Doug Merritt, Splunk’s President and CEO, kicked off the Splunk .conf18 event in Orlando by emphasizing the congruence between the company’s greatest wave of innovation ever, and the time in the market when the pace of change and the ability to tap into the monstrous mess that is contemporary data are at their peak of importance.
ORLANDO – Market forces are dramatically increasing demand for the kind of innovation that Spunk provides, and the machine-generated data-focused vendor has responded by its greatest wave of technology breakthroughs in its history. That was the messaging that Doug Merritt, Splunk’s President and CEO, delivered to the audience in his kickoff keynote at the Splunk .conf18 event here.
“Two years ago when we were here we had less than 4000 people, and we have now more than 8000 people here right now,” Merritt told his audience. While that doubling of the attendee audience is impressive, it pales beside what Merritt described as the exponential pace of change that drives Splunk’s business.
“With the acceleration of change, of ideas, and new business models – it’s literally an explosion of technology,” he declared. Artificial intelligence, machine learning, drones, robotics, smart everything, DNA sequencing, genetic manipulation – it is a landscape filled with change and the messiest of them all is the digital landscape. It was hard enough just to harness enough ERP data. Today, if we really want to be successful, we have to tap into that sea of data outside of our walls. We have to use data to make things happen.”
Merritt stressed that while the IT revolution really dates from the 1960s, the tools the industry has been using for the last fifty years have been mostly geared for a structured world.
“Splunk’s approach is different,” he said. “We are built to work the way that your data works – so you can go from this flow of seeming chaos to business actions. Our core design philosophy is to embrace the mess, and it seems like it has been an overnight success, but it has been hard-earned.”
Merritt said that Splunk’s new solution announcements extend the innovation to a much greater degree than at any point in the past.
“I’ve been waiting for this week for six months, because of the product momentum and innovation,” he said. “This is our first real significant landing spot, where we can really make things happen with data. What I’m most excited about here is our evolution as a company around our core technology. The Splunk Search capability has blown people away – the new Data Stream Processor, the amazing Federated Search Capability. We are now able to go 1400 per cent faster with Splunk Data Fabric Search – a two orders of magnitude increase. We are also continuing to see the democratization of data through multiple nodalities. We have a wide variety of users, from technical hard core people to non-technical business users, and all of them need continued help to make things easier to digest. It’s about how to make our SPL language more manageable, making their environment more flexible, so that you can have automated actions at the speed of compute.

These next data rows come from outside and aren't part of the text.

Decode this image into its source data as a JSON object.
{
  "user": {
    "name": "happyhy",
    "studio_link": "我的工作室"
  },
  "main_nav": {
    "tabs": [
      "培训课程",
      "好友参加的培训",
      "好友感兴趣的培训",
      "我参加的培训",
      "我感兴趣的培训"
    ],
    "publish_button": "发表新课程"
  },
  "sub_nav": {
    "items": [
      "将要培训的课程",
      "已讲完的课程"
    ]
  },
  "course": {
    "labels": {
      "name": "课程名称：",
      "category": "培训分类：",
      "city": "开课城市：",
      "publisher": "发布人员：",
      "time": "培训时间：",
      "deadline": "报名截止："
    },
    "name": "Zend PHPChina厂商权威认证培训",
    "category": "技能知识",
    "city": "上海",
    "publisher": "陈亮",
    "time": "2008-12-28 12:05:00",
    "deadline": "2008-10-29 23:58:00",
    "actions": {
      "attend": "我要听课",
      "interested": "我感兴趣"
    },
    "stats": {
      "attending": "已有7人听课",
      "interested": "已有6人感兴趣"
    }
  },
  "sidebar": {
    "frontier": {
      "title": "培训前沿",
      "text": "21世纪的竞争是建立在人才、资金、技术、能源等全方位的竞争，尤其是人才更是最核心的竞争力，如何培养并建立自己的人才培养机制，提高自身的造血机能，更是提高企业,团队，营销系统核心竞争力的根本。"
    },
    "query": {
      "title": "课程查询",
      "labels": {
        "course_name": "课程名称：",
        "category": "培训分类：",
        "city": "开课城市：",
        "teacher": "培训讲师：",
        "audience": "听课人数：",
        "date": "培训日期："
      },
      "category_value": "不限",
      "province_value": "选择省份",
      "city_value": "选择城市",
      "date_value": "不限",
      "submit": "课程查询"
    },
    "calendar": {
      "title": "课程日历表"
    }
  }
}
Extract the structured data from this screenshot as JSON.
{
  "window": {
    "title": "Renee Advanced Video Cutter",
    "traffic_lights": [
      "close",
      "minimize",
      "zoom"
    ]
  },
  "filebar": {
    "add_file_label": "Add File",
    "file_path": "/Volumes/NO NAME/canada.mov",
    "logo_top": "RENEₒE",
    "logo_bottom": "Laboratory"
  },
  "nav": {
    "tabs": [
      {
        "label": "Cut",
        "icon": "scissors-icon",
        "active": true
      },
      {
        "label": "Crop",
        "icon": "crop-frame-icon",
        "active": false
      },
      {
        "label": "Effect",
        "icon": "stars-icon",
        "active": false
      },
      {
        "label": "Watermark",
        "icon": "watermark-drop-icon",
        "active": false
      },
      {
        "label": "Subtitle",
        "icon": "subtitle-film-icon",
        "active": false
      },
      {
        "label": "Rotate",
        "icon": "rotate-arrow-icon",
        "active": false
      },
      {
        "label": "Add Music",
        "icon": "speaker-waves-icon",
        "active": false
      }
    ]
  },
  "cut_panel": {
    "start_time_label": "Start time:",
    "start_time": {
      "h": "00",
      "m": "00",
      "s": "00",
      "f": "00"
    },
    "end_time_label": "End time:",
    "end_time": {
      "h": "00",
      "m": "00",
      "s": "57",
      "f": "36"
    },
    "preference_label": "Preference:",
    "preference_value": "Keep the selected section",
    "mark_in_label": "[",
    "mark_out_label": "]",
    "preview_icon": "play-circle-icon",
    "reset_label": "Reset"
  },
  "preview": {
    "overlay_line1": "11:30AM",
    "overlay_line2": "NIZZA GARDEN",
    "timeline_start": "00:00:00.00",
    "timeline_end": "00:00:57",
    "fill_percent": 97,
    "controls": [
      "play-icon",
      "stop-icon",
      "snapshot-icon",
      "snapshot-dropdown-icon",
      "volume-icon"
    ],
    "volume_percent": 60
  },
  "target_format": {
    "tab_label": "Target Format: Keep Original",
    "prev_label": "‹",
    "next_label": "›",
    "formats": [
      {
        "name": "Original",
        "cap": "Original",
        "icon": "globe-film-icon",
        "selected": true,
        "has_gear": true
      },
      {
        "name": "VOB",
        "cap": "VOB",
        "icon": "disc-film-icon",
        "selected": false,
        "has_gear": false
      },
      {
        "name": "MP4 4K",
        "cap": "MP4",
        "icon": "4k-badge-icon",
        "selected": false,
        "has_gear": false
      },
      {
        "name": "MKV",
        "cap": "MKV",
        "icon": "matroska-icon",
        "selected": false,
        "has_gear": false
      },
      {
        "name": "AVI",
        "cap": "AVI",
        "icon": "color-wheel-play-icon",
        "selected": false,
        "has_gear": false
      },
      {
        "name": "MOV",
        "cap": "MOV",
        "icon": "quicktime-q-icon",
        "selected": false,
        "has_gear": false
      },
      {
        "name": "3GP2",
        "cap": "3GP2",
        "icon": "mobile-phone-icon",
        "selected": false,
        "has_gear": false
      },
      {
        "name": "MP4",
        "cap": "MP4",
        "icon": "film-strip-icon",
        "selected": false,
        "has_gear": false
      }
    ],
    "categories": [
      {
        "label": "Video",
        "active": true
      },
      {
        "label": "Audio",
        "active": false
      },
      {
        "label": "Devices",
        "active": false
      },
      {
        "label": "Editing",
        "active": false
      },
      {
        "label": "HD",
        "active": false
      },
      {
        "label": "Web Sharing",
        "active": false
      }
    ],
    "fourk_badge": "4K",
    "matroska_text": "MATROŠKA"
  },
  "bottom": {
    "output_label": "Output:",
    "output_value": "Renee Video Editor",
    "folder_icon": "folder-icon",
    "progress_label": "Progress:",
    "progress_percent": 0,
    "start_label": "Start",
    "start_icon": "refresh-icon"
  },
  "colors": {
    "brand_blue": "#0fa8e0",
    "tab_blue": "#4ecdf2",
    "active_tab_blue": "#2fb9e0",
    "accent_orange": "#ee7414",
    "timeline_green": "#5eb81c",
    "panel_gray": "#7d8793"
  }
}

“Our vision is to lay from the edge all the way back to data centres and on public clouds,” Merritt explained. “It is a very complex and confusing heterogeneous world. We need to be able to understand that and provide integration so we can take advantage of all these environments. That’s why we dove into openness, three plus years ago. Standards are good, but with the rate of innovation we are seeing today, we won’t get in front of that standards problem.”
Merritt emphasized that with Splunk’s massively unique ability to create data sets from the data at their disposal, they have a unique advantage in addressing these issues that are becoming ever more important.
“Machine learning is nothing more than different sets of algorithms,” he said. “The community is getting better at how to do that. But 80 per cent of data scientists’ time today is spent trying to create data sets to set their algorithms against. The strength of Splunk is in our core index. We do not strip out that core data, so you can rapidly form up data sets. That’s part of that cycle of speeding things up. Because with Splunk Data Fabric Search, it doesn’t matter where the data lives, MSSPs or service providers or enterprises querying search outside their core walls to test algorithms can take a much broader sample set into consideration.”
Ultimately, Merritt stressed to his audience, that’s the bottom line.
“Without adopting that growth mindset, without embracing the mess, you are at odds with moving forward,” he emphasized.